Shoes v. Ideas: what makes a great speech?

What makes a great speech? Is it the location? The scenery? The shoes you bought specifically for the occasion?

Or is it the words you say and the chain reaction of thoughts those words start in your listeners’ minds? Is it the ideas you spread? The change you make in the world?

The TED Talks tagline is “ideas worth spreading.” What? you’re probably thinking, you mean it’s not about the shoes?

No, I know you’re not thinking that. If you’ve followed me for any length of time, you know I’m all about the words. Although, to be honest, I did wear a spectacular pair of lavender-and-green Fluevogs to deliver my TEDx Talk. (The link will take you to an equally spectacular pink-and-purple pair.)

If you have something important to say, it doesn’t matter if you show up barefoot in a one-room shack. As long as the audience is physically comfortable enough to listen to you…and as long as you say something worth hearing, everyone gets something valuable out of the experience.

the women who spoke with me at TEDxBayRidgeWomen

That’s me in the pink jacket

I did not deliver my TEDx Talk in the grandest of surroundings. That didn’t matter to me, because I knew this was the first time TEDx had come to this particular community. If you’re a smart organizer, you test the concept first: build it and see who comes.

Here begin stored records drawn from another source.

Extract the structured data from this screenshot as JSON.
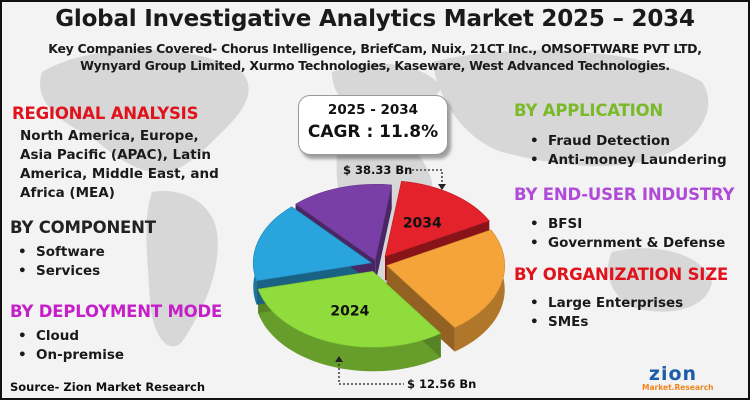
{
  "title": "Global Investigative Analytics Market 2025 – 2034",
  "companies": "Key Companies Covered- Chorus Intelligence, BriefCam, Nuix, 21CT Inc., OMSOFTWARE PVT LTD, Wynyard Group Limited, Xurmo Technologies, Kaseware, West Advanced Technologies.",
  "sections": {
    "regional": {
      "heading": "REGIONAL ANALYSIS",
      "text": "North America, Europe, Asia Pacific (APAC), Latin America, Middle East, and Africa (MEA)",
      "color": "#e0131c"
    },
    "component": {
      "heading": "BY COMPONENT",
      "items": [
        "Software",
        "Services"
      ],
      "color": "#222222"
    },
    "deployment": {
      "heading": "BY DEPLOYMENT MODE",
      "items": [
        "Cloud",
        "On-premise"
      ],
      "color": "#c41fc8"
    },
    "application": {
      "heading": "BY APPLICATION",
      "items": [
        "Fraud Detection",
        "Anti-money Laundering"
      ],
      "color": "#7ab92a"
    },
    "end_user": {
      "heading": "BY END-USER INDUSTRY",
      "items": [
        "BFSI",
        "Government & Defense"
      ],
      "color": "#b04ad8"
    },
    "org_size": {
      "heading": "BY ORGANIZATION SIZE",
      "items": [
        "Large Enterprises",
        "SMEs"
      ],
      "color": "#e0131c"
    }
  },
  "cagr": {
    "period": "2025 - 2034",
    "value": "CAGR : 11.8%"
  },
  "chart_data": {
    "type": "pie",
    "style": "3d-exploded",
    "slices": [
      {
        "label": "2034",
        "value": 38.33,
        "value_label": "$ 38.33 Bn",
        "color": "#e3222b"
      },
      {
        "label": "",
        "value": 17,
        "color": "#f5a43a"
      },
      {
        "label": "2024",
        "value": 12.56,
        "value_label": "$ 12.56 Bn",
        "color": "#8fdc3c"
      },
      {
        "label": "",
        "value": 11,
        "color": "#29a4dc"
      },
      {
        "label": "",
        "value": 9,
        "color": "#7a3fa6"
      }
    ],
    "slice_fractions": [
      0.15,
      0.23,
      0.31,
      0.17,
      0.14
    ]
  },
  "source": "Source- Zion Market Research",
  "logo": {
    "main": "zion",
    "sub": "Market.Research"
  },
  "colors": {
    "background": "#f3f3f3",
    "map": "#d6d6d6",
    "logo_blue": "#1d5da8",
    "logo_orange": "#f0851b"
  }
}
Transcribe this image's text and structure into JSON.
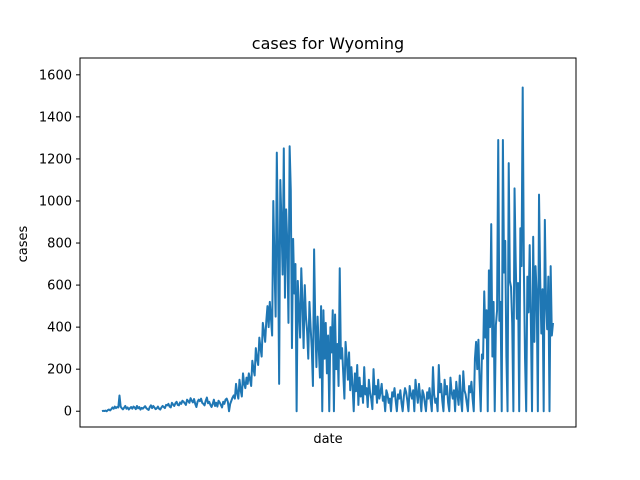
{
  "chart_data": {
    "type": "line",
    "title": "cases for Wyoming",
    "xlabel": "date",
    "ylabel": "cases",
    "ylim": [
      -75,
      1680
    ],
    "yticks": [
      0,
      200,
      400,
      600,
      800,
      1000,
      1200,
      1400,
      1600
    ],
    "ytick_labels": [
      "0",
      "200",
      "400",
      "600",
      "800",
      "1000",
      "1200",
      "1400",
      "1600"
    ],
    "grid": false,
    "legend": "none",
    "line_color": "#1f77b4",
    "series": [
      {
        "values": [
          0,
          2,
          1,
          3,
          0,
          5,
          8,
          4,
          10,
          18,
          12,
          22,
          15,
          20,
          18,
          75,
          22,
          14,
          9,
          17,
          25,
          12,
          18,
          8,
          15,
          20,
          12,
          22,
          18,
          10,
          25,
          14,
          20,
          8,
          16,
          12,
          18,
          24,
          15,
          10,
          6,
          20,
          28,
          15,
          25,
          18,
          10,
          14,
          22,
          12,
          8,
          18,
          25,
          20,
          15,
          30,
          28,
          35,
          22,
          18,
          40,
          32,
          25,
          38,
          45,
          30,
          28,
          42,
          35,
          50,
          45,
          38,
          30,
          55,
          48,
          40,
          62,
          50,
          42,
          58,
          35,
          20,
          45,
          55,
          48,
          60,
          40,
          35,
          28,
          50,
          65,
          38,
          45,
          30,
          20,
          35,
          55,
          25,
          40,
          22,
          50,
          42,
          30,
          18,
          45,
          35,
          55,
          60,
          45,
          0,
          35,
          50,
          65,
          75,
          60,
          130,
          85,
          60,
          150,
          100,
          70,
          180,
          130,
          110,
          160,
          130,
          180,
          150,
          120,
          240,
          200,
          170,
          300,
          250,
          220,
          350,
          300,
          260,
          420,
          380,
          330,
          430,
          500,
          400,
          520,
          440,
          360,
          1000,
          700,
          450,
          1230,
          800,
          130,
          1100,
          900,
          650,
          1250,
          540,
          960,
          800,
          420,
          1260,
          1050,
          300,
          820,
          560,
          700,
          0,
          620,
          480,
          350,
          680,
          520,
          300,
          600,
          450,
          380,
          250,
          520,
          400,
          300,
          120,
          770,
          420,
          210,
          450,
          300,
          160,
          500,
          0,
          480,
          250,
          420,
          180,
          360,
          0,
          400,
          280,
          480,
          0,
          460,
          200,
          320,
          120,
          680,
          250,
          300,
          180,
          60,
          330,
          250,
          150,
          280,
          100,
          210,
          120,
          0,
          180,
          95,
          220,
          30,
          160,
          70,
          120,
          40,
          210,
          80,
          110,
          20,
          150,
          90,
          60,
          10,
          200,
          80,
          120,
          40,
          150,
          60,
          90,
          130,
          50,
          70,
          0,
          100,
          80,
          40,
          60,
          0,
          90,
          70,
          110,
          50,
          0,
          80,
          60,
          100,
          40,
          0,
          70,
          110,
          90,
          50,
          0,
          120,
          80,
          60,
          100,
          0,
          150,
          90,
          40,
          130,
          70,
          0,
          100,
          80,
          40,
          0,
          90,
          60,
          110,
          50,
          0,
          210,
          80,
          40,
          60,
          0,
          220,
          90,
          130,
          50,
          0,
          150,
          80,
          120,
          40,
          0,
          160,
          90,
          60,
          100,
          0,
          140,
          80,
          30,
          170,
          60,
          0,
          190,
          100,
          80,
          40,
          0,
          120,
          90,
          140,
          60,
          0,
          250,
          330,
          200,
          340,
          150,
          0,
          270,
          250,
          570,
          350,
          480,
          0,
          670,
          400,
          890,
          260,
          520,
          0,
          410,
          480,
          1290,
          430,
          520,
          0,
          1290,
          660,
          810,
          260,
          0,
          1180,
          620,
          590,
          420,
          0,
          1060,
          710,
          440,
          610,
          0,
          870,
          690,
          1540,
          680,
          250,
          0,
          640,
          470,
          790,
          430,
          0,
          830,
          330,
          690,
          560,
          0,
          1030,
          630,
          370,
          580,
          0,
          910,
          520,
          390,
          640,
          0,
          690,
          360,
          420
        ]
      }
    ]
  }
}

Who came was a diverse range of people with stories worth sharing, ideas worth hearing, and a marvelous mix of audience members who laughed, applauded, and even took notes. One woman told me she’d come because a post I made in a Facebook group prompted her to buy a ticket and she was so glad she had.

Who left was a group of five speakers—nearly half the planned lineup—the night before the event. They took with them their high heels, one gorgeous gold-embroidered black velvet jacket, and an attitude that their ideas are only worth sharing in certain surroundings.

The organizer found a few replacement speakers at the last minute and, honestly, those talks—prepared and given in two hours flat—were among my favorites. One woman spoke about the culture of the Sherpas who help people climb Mt. Everest, as she had. One spoke about how the musical theater classes she teaches at a small public college help her students learn so much more than show tunes. A Native American poet spun a gripping piece of word-art out of thin air. Her theme, how we treat each other, acknowledged the wide gulf between the kind of people who would bail the night before the event, and those of us who stayed and shared our ideas and learned from each other.

Yes, it’s lovely to stand on a big stage in front of a velvet curtain and all. But it’s far lovelier—and leaves a more lasting impression—to say something meaningful. If you’re not doing that, no shoes in the world will save you.